Happy First Week of Fall! Recipes below:
Caramel Apple Pie (borrowed from Dixie Delights)
For pie:
1 refrigerator pie crust
½ c sugar
3 T flour
1 t cinnamon
1/8 t salt
6 c thinly sliced, peeled apples (I like Granny Smith)
For topping:
1 c brown sugar
½ c flour
½ c quick cooking rolled oats
½ c butter, slightly softened
Finishing touch:
½ c chopped pecans
¼ c caramel ice cream topping
1. Roll pie crust into 9-inch pie plate according to package directions, trim/crimp edges as desired
2. In large bowl, stir together sugar, flour, cinnamon and salt. Add apple slices and gently toss unitl coated. Transfer to pie plate.
3. Mix stir together sugar, flour and oats for topping. Using a pastry blender or two knives, cut in the butter until it resembles coarse crumbs. Sprinkle over pie.
4. Cover edge of pie with foil to prevent over browning. Bake at 375 for 25 minutes. Remove foil and bake for additional 25-30 minutes.
5. Remove from oven and sprinkle with pecans and drizzle with caramel.
Salted Caramel Sauce (from my love, Bri!)

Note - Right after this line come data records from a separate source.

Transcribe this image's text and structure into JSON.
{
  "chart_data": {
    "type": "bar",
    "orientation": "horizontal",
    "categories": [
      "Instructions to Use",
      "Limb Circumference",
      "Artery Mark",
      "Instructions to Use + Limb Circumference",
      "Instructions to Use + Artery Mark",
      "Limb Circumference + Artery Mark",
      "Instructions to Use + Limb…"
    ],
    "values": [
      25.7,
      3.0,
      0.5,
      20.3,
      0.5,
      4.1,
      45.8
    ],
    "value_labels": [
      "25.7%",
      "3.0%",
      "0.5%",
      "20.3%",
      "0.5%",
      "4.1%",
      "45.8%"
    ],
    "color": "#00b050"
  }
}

1 cup white granulated sugar
1 Tbs Karo corn syrup
1/3 cup water
1/2 tsp salt
1 stick butter, cut into 1/2 inch cubes
1/2 cup heavy cream
1. Have all the ingredients ready to go, poured and measured out before starting this recipe. Sugar cooks quickly, and you won’t have time to search for things. Also, please be careful. Melted sugar is very hot, and can burn you if it touches you.
2. Pour the sugar, salt, Karo, and water into a medium to large heavy sauce pot. Whisk it until it all dissolves. It will look like milky white water.
3. Turn the heat all the way up. Whisk it constantly until it starts to boil.
4. When the liquid reaches a rolling boil, you can stop whisking. Whisk it occasionally and watch the color. As all the water boils off, and the sugar starts to melt, it will turn a darker and darker shade of brown.
5. Once it reaches a medium brown, about the color of brown sugar, add the butter and whisk vigorously until all the butter is melted. It will bubble up to about double it’s original volume. The caramel will change to a slightly deeper brown as you add the butter and cream, this is caused by the sugar reacting with the milk fat.
6. When the butter is melted, remove the pot from the heat. Pour in the cream and whisk again until smooth.
7. Allow the caramel to cool in a Pyrex container with a spout. Once cooled, pour it into a plastic squeeze bottle. It will keep for about 3 days on the counter, or for a month in the refrigerator. If you refrigerate it, you can microwave the bottle for 30 seconds to help it pour easier.